Don Vicente shrugged. He didn’t really care, as long as it didn’t mean trouble in the organization. The bodyguard came back. Charley Albano wasn’t in the house, had gone. Don Vicente stood.
“You find Charley later,” he said. “Stay a while, Johnny. Fortune, too. Have some drinks, enjoy. Okay?”
He walked out into the big room with us. The funeral was turning into a party, a clan gathering. I had no reason to stay, neither did Albano. I waited near the door while the old man went to say good-by to Stella. She was his daughter, a widow.
Don Vicente stood beside me. “You know Johnny long?”
“Not long.”
He smoked his cigar. “Mia, she means a lot to him. Andy didn’t like she hired you to spy. Maybe he was gonna teach her a lesson, hurt her. Johnny’d do anything to help Mia. No one hurts his Mia. Think about it.”

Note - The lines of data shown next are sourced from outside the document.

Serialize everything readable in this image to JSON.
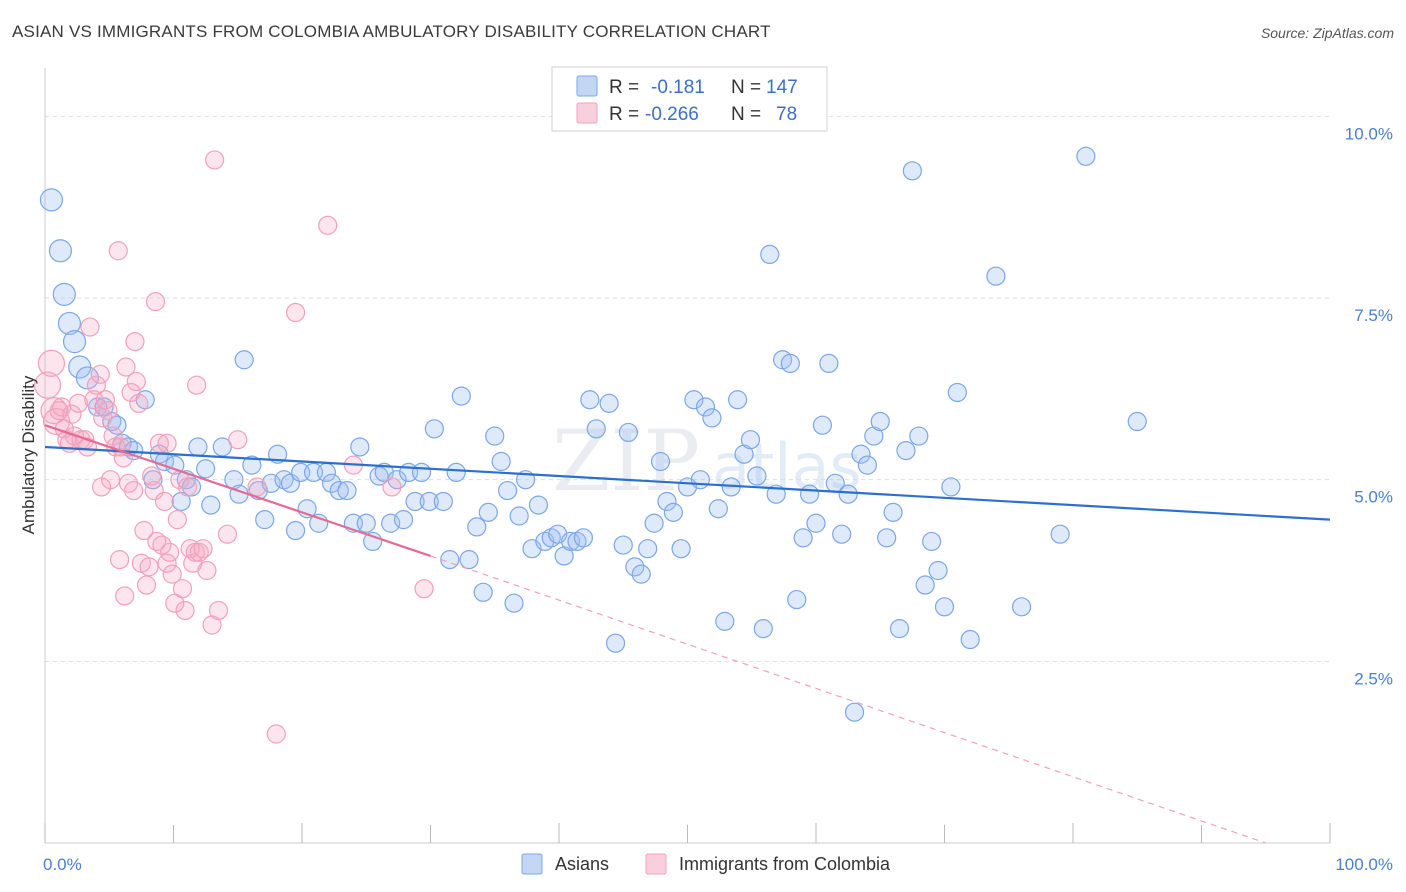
{
  "header": {
    "title": "ASIAN VS IMMIGRANTS FROM COLOMBIA AMBULATORY DISABILITY CORRELATION CHART",
    "source": "Source: ZipAtlas.com"
  },
  "watermark": {
    "zip": "ZIP",
    "atlas": "atlas"
  },
  "legend": {
    "rows": [
      {
        "r_label": "R =",
        "r_value": "-0.181",
        "n_label": "N =",
        "n_value": "147",
        "color": "#7ba7e8"
      },
      {
        "r_label": "R =",
        "r_value": "-0.266",
        "n_label": "N =",
        "n_value": "78",
        "color": "#f2a0bc"
      }
    ]
  },
  "bottom_legend": [
    {
      "label": "Asians",
      "color": "#7ba7e8"
    },
    {
      "label": "Immigrants from Colombia",
      "color": "#f2a0bc"
    }
  ],
  "chart_data": {
    "type": "scatter",
    "title": "ASIAN VS IMMIGRANTS FROM COLOMBIA AMBULATORY DISABILITY CORRELATION CHART",
    "ylabel": "Ambulatory Disability",
    "xlabel": "",
    "xlim": [
      0,
      100
    ],
    "ylim": [
      0,
      10.5
    ],
    "x_tick_labels": [
      "0.0%",
      "100.0%"
    ],
    "y_ticks": [
      2.5,
      5.0,
      7.5,
      10.0
    ],
    "y_tick_labels": [
      "2.5%",
      "5.0%",
      "7.5%",
      "10.0%"
    ],
    "grid": true,
    "legend_position": "top-center",
    "series": [
      {
        "name": "Asians",
        "color": "#7ba7e8",
        "trend": {
          "x": [
            0,
            100
          ],
          "y": [
            5.45,
            4.45
          ],
          "color": "#2b6fcf"
        },
        "points": [
          [
            0.5,
            8.85
          ],
          [
            1.2,
            8.15
          ],
          [
            1.5,
            7.55
          ],
          [
            1.9,
            7.15
          ],
          [
            2.3,
            6.9
          ],
          [
            2.7,
            6.55
          ],
          [
            3.3,
            6.4
          ],
          [
            4.1,
            6.0
          ],
          [
            4.6,
            6.0
          ],
          [
            5.2,
            5.8
          ],
          [
            5.6,
            5.75
          ],
          [
            6.0,
            5.5
          ],
          [
            6.5,
            5.45
          ],
          [
            6.9,
            5.4
          ],
          [
            7.8,
            6.1
          ],
          [
            8.4,
            5.0
          ],
          [
            8.9,
            5.35
          ],
          [
            9.3,
            5.25
          ],
          [
            10.1,
            5.2
          ],
          [
            10.6,
            4.7
          ],
          [
            11.0,
            5.0
          ],
          [
            11.4,
            4.9
          ],
          [
            11.9,
            5.45
          ],
          [
            12.5,
            5.15
          ],
          [
            12.9,
            4.65
          ],
          [
            13.8,
            5.45
          ],
          [
            14.7,
            5.0
          ],
          [
            15.1,
            4.8
          ],
          [
            15.5,
            6.65
          ],
          [
            16.1,
            5.2
          ],
          [
            16.6,
            4.85
          ],
          [
            17.1,
            4.45
          ],
          [
            17.6,
            4.95
          ],
          [
            18.1,
            5.35
          ],
          [
            18.6,
            5.0
          ],
          [
            19.1,
            4.95
          ],
          [
            19.5,
            4.3
          ],
          [
            19.9,
            5.1
          ],
          [
            20.4,
            4.6
          ],
          [
            20.9,
            5.1
          ],
          [
            21.3,
            4.4
          ],
          [
            21.9,
            5.1
          ],
          [
            22.3,
            4.95
          ],
          [
            22.9,
            4.85
          ],
          [
            23.5,
            4.85
          ],
          [
            24.0,
            4.4
          ],
          [
            24.5,
            5.45
          ],
          [
            25.0,
            4.4
          ],
          [
            25.5,
            4.15
          ],
          [
            26.0,
            5.05
          ],
          [
            26.4,
            5.1
          ],
          [
            26.9,
            4.4
          ],
          [
            27.4,
            5.0
          ],
          [
            27.9,
            4.45
          ],
          [
            28.3,
            5.1
          ],
          [
            28.8,
            4.7
          ],
          [
            29.3,
            5.1
          ],
          [
            29.9,
            4.7
          ],
          [
            30.3,
            5.7
          ],
          [
            31.0,
            4.7
          ],
          [
            31.5,
            3.9
          ],
          [
            32.0,
            5.1
          ],
          [
            32.4,
            6.15
          ],
          [
            33.0,
            3.9
          ],
          [
            33.6,
            4.35
          ],
          [
            34.1,
            3.45
          ],
          [
            34.5,
            4.55
          ],
          [
            35.0,
            5.6
          ],
          [
            35.5,
            5.25
          ],
          [
            36.0,
            4.85
          ],
          [
            36.5,
            3.3
          ],
          [
            36.9,
            4.5
          ],
          [
            37.4,
            5.0
          ],
          [
            37.9,
            4.05
          ],
          [
            38.4,
            4.65
          ],
          [
            38.9,
            4.15
          ],
          [
            39.4,
            4.2
          ],
          [
            39.9,
            4.25
          ],
          [
            40.4,
            3.95
          ],
          [
            40.9,
            4.15
          ],
          [
            41.4,
            4.15
          ],
          [
            41.9,
            4.2
          ],
          [
            42.4,
            6.1
          ],
          [
            42.9,
            5.7
          ],
          [
            43.9,
            6.05
          ],
          [
            44.4,
            2.75
          ],
          [
            45.0,
            4.1
          ],
          [
            45.4,
            5.65
          ],
          [
            45.9,
            3.8
          ],
          [
            46.4,
            3.7
          ],
          [
            46.9,
            4.05
          ],
          [
            47.4,
            4.4
          ],
          [
            47.9,
            5.25
          ],
          [
            48.4,
            4.7
          ],
          [
            48.9,
            4.55
          ],
          [
            49.5,
            4.05
          ],
          [
            50.0,
            4.9
          ],
          [
            50.5,
            6.1
          ],
          [
            51.0,
            5.0
          ],
          [
            51.4,
            6.0
          ],
          [
            51.9,
            5.85
          ],
          [
            52.4,
            4.6
          ],
          [
            52.9,
            3.05
          ],
          [
            53.4,
            4.9
          ],
          [
            53.9,
            6.1
          ],
          [
            54.4,
            5.35
          ],
          [
            54.9,
            5.55
          ],
          [
            55.4,
            5.05
          ],
          [
            55.9,
            2.95
          ],
          [
            56.4,
            8.1
          ],
          [
            56.9,
            4.8
          ],
          [
            57.4,
            6.65
          ],
          [
            58.0,
            6.6
          ],
          [
            58.5,
            3.35
          ],
          [
            59.0,
            4.2
          ],
          [
            59.5,
            4.8
          ],
          [
            60.0,
            4.4
          ],
          [
            60.5,
            5.75
          ],
          [
            61.0,
            6.6
          ],
          [
            61.5,
            4.95
          ],
          [
            62.0,
            4.25
          ],
          [
            62.5,
            4.8
          ],
          [
            63.0,
            1.8
          ],
          [
            63.5,
            5.35
          ],
          [
            64.0,
            5.2
          ],
          [
            64.5,
            5.6
          ],
          [
            65.0,
            5.8
          ],
          [
            65.5,
            4.2
          ],
          [
            66.0,
            4.55
          ],
          [
            66.5,
            2.95
          ],
          [
            67.0,
            5.4
          ],
          [
            67.5,
            9.25
          ],
          [
            68.0,
            5.6
          ],
          [
            68.5,
            3.55
          ],
          [
            69.0,
            4.15
          ],
          [
            69.5,
            3.75
          ],
          [
            70.0,
            3.25
          ],
          [
            70.5,
            4.9
          ],
          [
            71.0,
            6.2
          ],
          [
            72.0,
            2.8
          ],
          [
            74.0,
            7.8
          ],
          [
            76.0,
            3.25
          ],
          [
            79.0,
            4.25
          ],
          [
            81.0,
            9.45
          ],
          [
            85.0,
            5.8
          ]
        ]
      },
      {
        "name": "Immigrants from Colombia",
        "color": "#f2a0bc",
        "trend": {
          "x": [
            0,
            30
          ],
          "y": [
            5.75,
            3.95
          ],
          "color": "#e56b94"
        },
        "trend_dashed": {
          "x": [
            30,
            95
          ],
          "y": [
            3.95,
            0.0
          ]
        },
        "points": [
          [
            0.2,
            6.3
          ],
          [
            0.5,
            6.6
          ],
          [
            0.7,
            5.95
          ],
          [
            0.9,
            5.8
          ],
          [
            1.1,
            5.95
          ],
          [
            1.3,
            6.0
          ],
          [
            1.5,
            5.7
          ],
          [
            1.7,
            5.55
          ],
          [
            1.9,
            5.5
          ],
          [
            2.1,
            5.9
          ],
          [
            2.3,
            5.6
          ],
          [
            2.6,
            6.05
          ],
          [
            2.8,
            5.55
          ],
          [
            3.1,
            5.55
          ],
          [
            3.3,
            5.45
          ],
          [
            3.5,
            7.1
          ],
          [
            3.8,
            6.1
          ],
          [
            4.0,
            6.3
          ],
          [
            4.3,
            6.45
          ],
          [
            4.5,
            5.85
          ],
          [
            4.7,
            6.1
          ],
          [
            4.9,
            5.95
          ],
          [
            5.1,
            5.0
          ],
          [
            5.3,
            5.6
          ],
          [
            5.5,
            5.45
          ],
          [
            5.7,
            8.15
          ],
          [
            5.9,
            5.45
          ],
          [
            6.1,
            5.3
          ],
          [
            6.3,
            6.55
          ],
          [
            6.5,
            4.95
          ],
          [
            6.7,
            6.2
          ],
          [
            6.9,
            4.85
          ],
          [
            7.1,
            6.35
          ],
          [
            7.3,
            6.05
          ],
          [
            7.5,
            3.85
          ],
          [
            7.7,
            4.3
          ],
          [
            7.9,
            3.55
          ],
          [
            8.1,
            3.8
          ],
          [
            8.3,
            5.05
          ],
          [
            8.5,
            4.85
          ],
          [
            8.7,
            4.15
          ],
          [
            8.9,
            5.5
          ],
          [
            9.1,
            4.1
          ],
          [
            9.3,
            4.7
          ],
          [
            9.5,
            3.85
          ],
          [
            9.7,
            4.0
          ],
          [
            9.9,
            3.7
          ],
          [
            10.1,
            3.3
          ],
          [
            10.3,
            4.45
          ],
          [
            10.5,
            5.0
          ],
          [
            10.7,
            3.5
          ],
          [
            10.9,
            3.2
          ],
          [
            11.1,
            4.9
          ],
          [
            11.3,
            4.05
          ],
          [
            11.5,
            3.85
          ],
          [
            11.7,
            4.0
          ],
          [
            12.0,
            4.0
          ],
          [
            12.3,
            4.05
          ],
          [
            12.6,
            3.75
          ],
          [
            13.0,
            3.0
          ],
          [
            13.5,
            3.2
          ],
          [
            14.2,
            4.25
          ],
          [
            15.0,
            5.55
          ],
          [
            16.5,
            4.9
          ],
          [
            18.0,
            1.5
          ],
          [
            19.5,
            7.3
          ],
          [
            22.0,
            8.5
          ],
          [
            24.0,
            5.2
          ],
          [
            27.0,
            4.9
          ],
          [
            29.5,
            3.5
          ],
          [
            13.2,
            9.4
          ],
          [
            6.2,
            3.4
          ],
          [
            5.8,
            3.9
          ],
          [
            4.4,
            4.9
          ],
          [
            7.0,
            6.9
          ],
          [
            8.6,
            7.45
          ],
          [
            11.8,
            6.3
          ],
          [
            9.5,
            5.5
          ]
        ]
      }
    ]
  }
}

John Albano returned, and we went out to his car. We were quiet all the way back to New York, the afternoon turning into evening. It was dusk when John Albano dropped me at my office. He didn’t say where he was going, but I could guess-to find Mia and Stern. I went up to my office.
Hal Wood was there again, waiting in the hall. He was getting to be trouble, a target I didn’t want around me. We went inside. I sat behind my desk, Hal sat facing me.
“We buried her,” he said. “Me, her folks, and one cop. Her office sent flowers. Six years. Her body… she was beautiful. Dirt on her now. For Emily, I can’t even be there.”
What did I say? Nothing. I lit a cigarette. My telephone rang. A voice I didn’t know, low and hoarse.
“You want to be a big man, Fortune? Solve the killings? Go to three hundred twelve East Ninth Street, apartment Two-A.” He hung up.
I had my gun, and Hal saw my face. I had to tell him.
“I’m going, too,” he said. “I’ll follow you if I have to.”
I nodded. It could be a trap, and he might be a help. We went out to find a taxi in the now dark night.
CHAPTER 22
The building was another shabby tenement on the block of Ninth Street directly behind Hal’s apartment on St. Marks Place. We left the taxi on First Avenue, walked toward the tenement in the dark. It was into the dinner hour, the slum block almost empty. A few people walked, but no one looked suspicious, and I saw no cars that seemed out of place.
There was no name on the mailbox for 2-A, and the vestibule door was propped open. I didn’t like that, too easy. Still, in these tenements the super often propped the door open so he didn’t have to answer the rings of drunks who had forgotten their keys. We went up.